More specifically, after complete internalization of BCRs, restimulation of EU12 μHC+ cells resulted in a delayed SYK phosphorylation and reduced CD19 and FOXO1 phosphorylation. Such changes are consistent with the low level of BCR expression on the EU12 cell surface. However, anti-IgM antibody-mediated activation of ERK in the EU12 μHC+ cells was not affected by complete internalization of BCRs. on the contrary, sustained ERK phosphorylation was detected in the EU12 μHC+ cells even after they lost cell surface BCRs. Restimulation of EU12 μHC+ cells induced a similar wave of ERK activation. These results show that internalization of BCR in the EU12 μHC+ cells specifically changed BCR-mediated downstream signaling events with sustained ERK activation but reduced SYK, CD19, and FOXO1 phosphorylation. Such changes may be due to the differential activation thresholds of individual signaling factors. For ERK, the activation threshold may be very low. With minimal levels of cell surface BCR stimulation, ERK can be phosphorylated to activate the downstream signaling events. On the other hand, the sustained ERK activation after BCR internalization suggested that the internalized BCRs within the endosomes might still be able to activate ERK. Such low threshold of ERK activation and sustained ERK activation might be critical for immature B cells for induction of receptor editing and negative selection with even low affinity self-antigens. However, after internalization of the majority of the cell surface BCRs, SYK can no longer be quickly and fully activated in the EU12 μHC+ immature B cells after restimulation. Given the important roles of SYK in BCR-mediated early signaling events in mature B cells, delayed and attenuated SYK activation might affect the formation of the signalosome to fully activate Ca++ influx and the downstream PI3K and NF-κB pathways. Indeed, we observed reduced Ca++ influx and reduced CD19 and FOXO1 phosphorylation upon restimulation of EU12 μHC+ cells. Recent studies have shown that ERK activation is involved in light chain receptor editing process [29]. Correlating with the sustained activation of ERK in the EU12 μHC+ cells, we suspect that ERK activation is important for induction of replacement in human immature B cells.

Among the different BCR-mediated downstream signaling pathways, induction of Ca++ influx, activation of the PI3K, and NF-κB pathways are always considered to be important for B cell activation and proliferation. Here, our results show that complete internalization of BCRs in the EU12 μHC+ cells specifically alters the BCR downstream signaling events with sustained activation of ERK but attenuated Ca++ influx and CD19 and FOXO1 phosphorylation, which are different from that in mature B cells.
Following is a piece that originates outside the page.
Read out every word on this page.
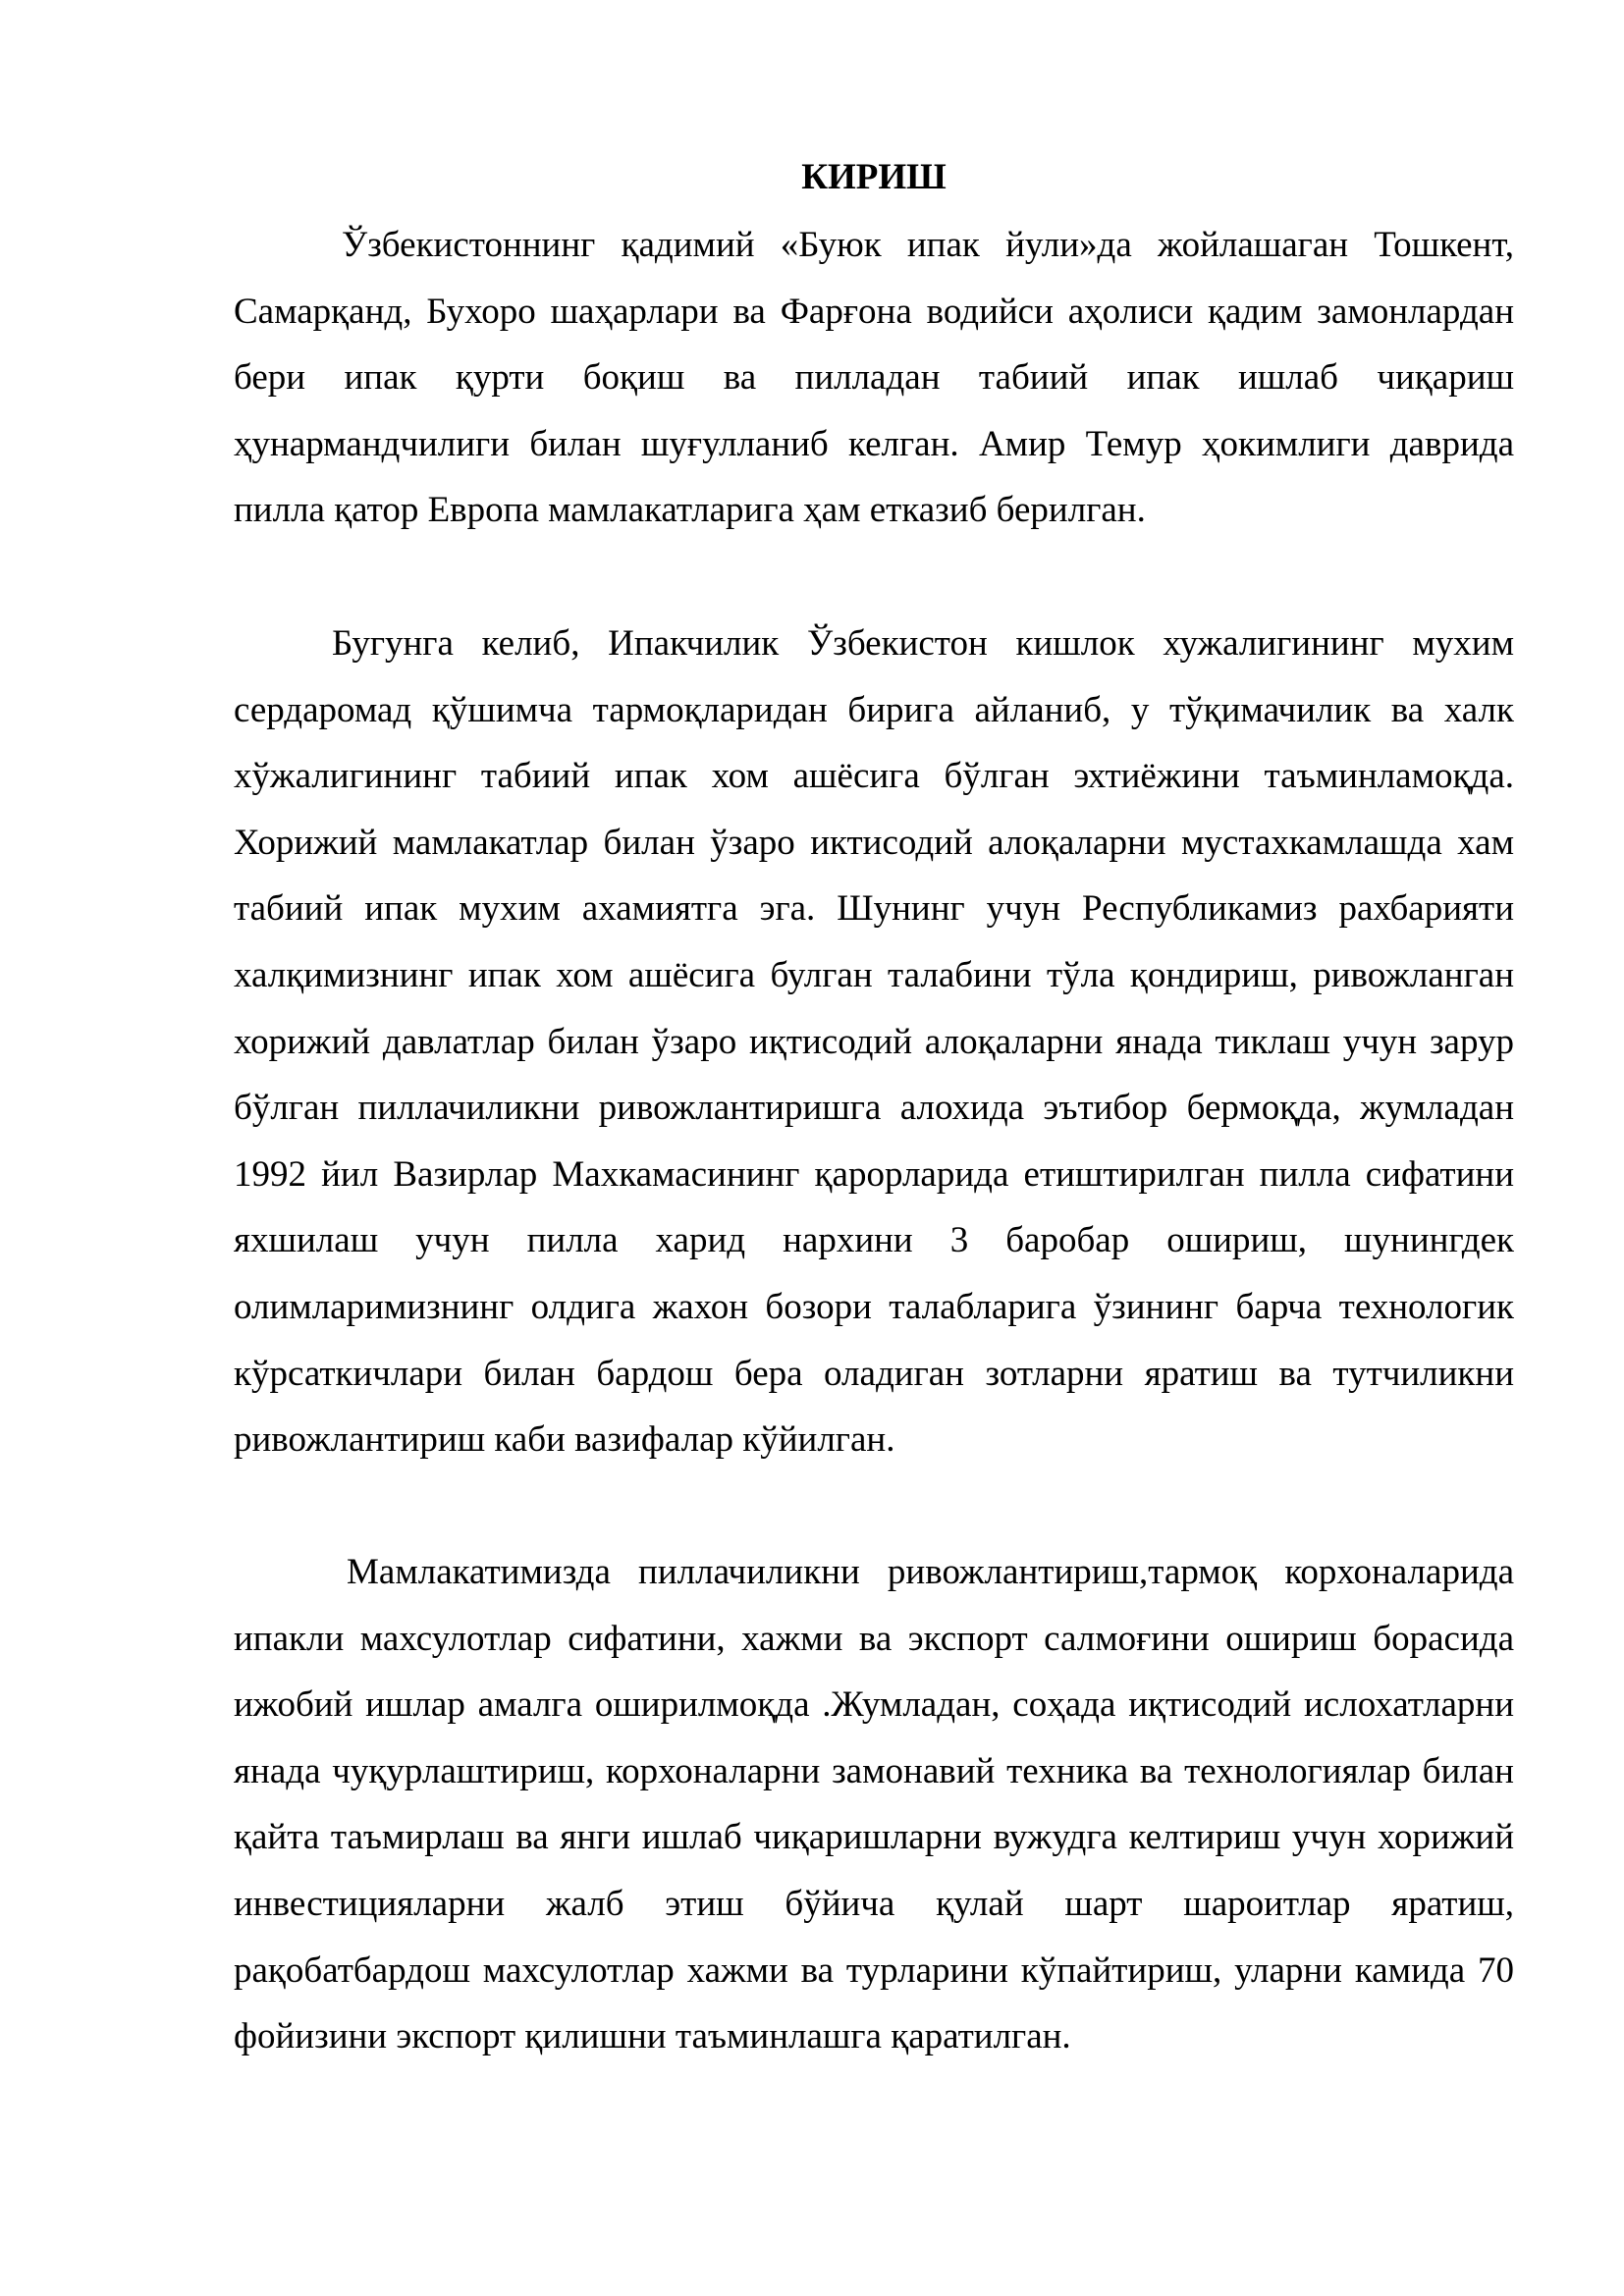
КИРИШ

Ўзбекистоннинг қадимий «Буюк ипак йули»да жойлашаган Тошкент, Самарқанд, Бухоро шаҳарлари ва Фарғона водийси аҳолиси қадим замонлардан бери ипак қурти боқиш ва пилладан табиий ипак ишлаб чиқариш ҳунармандчилиги билан шуғулланиб келган. Амир Темур ҳокимлиги даврида пилла қатор Европа мамлакатларига ҳам етказиб берилган.

Бугунга келиб, Ипакчилик Ўзбекистон кишлок хужалигининг мухим сердаромад қўшимча тармоқларидан бирига айланиб, у тўқимачилик ва халк хўжалигининг табиий ипак хом ашёсига бўлган эхтиёжини таъминламоқда. Хорижий мамлакатлар билан ўзаро иктисодий алоқаларни мустахкамлашда хам табиий ипак мухим ахамиятга эга. Шунинг учун Республикамиз рахбарияти халқимизнинг ипак хом ашёсига булган талабини тўла қондириш, ривожланган хорижий давлатлар билан ўзаро иқтисодий алоқаларни янада тиклаш учун зарур бўлган пиллачиликни ривожлантиришга алохида эътибор бермоқда, жумладан 1992 йил Вазирлар Махкамасининг қарорларида етиштирилган пилла сифатини яхшилаш учун пилла харид нархини 3 баробар ошириш, шунингдек олимларимизнинг олдига жахон бозори талабларига ўзининг барча технологик кўрсаткичлари билан бардош бера оладиган зотларни яратиш ва тутчиликни ривожлантириш каби вазифалар кўйилган.

Мамлакатимизда пиллачиликни ривожлантириш,тармоқ корхоналарида ипакли махсулотлар сифатини, хажми ва экспорт салмоғини ошириш борасида ижобий ишлар амалга оширилмоқда .Жумладан, соҳада иқтисодий ислохатларни янада чуқурлаштириш, корхоналарни замонавий техника ва технологиялар билан қайта таъмирлаш ва янги ишлаб чиқаришларни вужудга келтириш учун хорижий инвестицияларни жалб этиш бўйича қулай шарт шароитлар яратиш, рақобатбардош махсулотлар хажми ва турларини кўпайтириш, уларни камида 70 фойизини экспорт қилишни таъминлашга қаратилган.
We speculate that such changes in the EU12 μHC+ immature B cells may prevent B cell activation and proliferation from favoring the induction of replacement.

5. Conclusions

Crosslinking BCRs on EU12 μHC+ immature B cells completely internalizes cell surface BCRs and specifically alters the BCR downstream signaling events with sustained activation of ERK but reduced Ca++ influx and SYK, CD19, and FOXO1 phosphorylation. Such changes may favor the induction of replacement rather than cell activation and proliferation in the EU12 μHC+ immature B cells.

Conflict of Interests

The authors declare that there is no conflict of interests.

Acknowledgments

The authors would like to thank Drs. Louis Justement, Hiromi Kubagawa, and John Kearney for scientific discussions and Drs. Larry Gartland, Marion Spell (UAB), and Charles Kuszynski, Megan Michalak, and Victoria Smith (UNMC) for help with cell sorting and flow cytometric analysis. This work was supported in part by NIH Grants AI074948, AI076475, and AI073174 to Zhixin Zhang and AR059351 to Kaihong Su.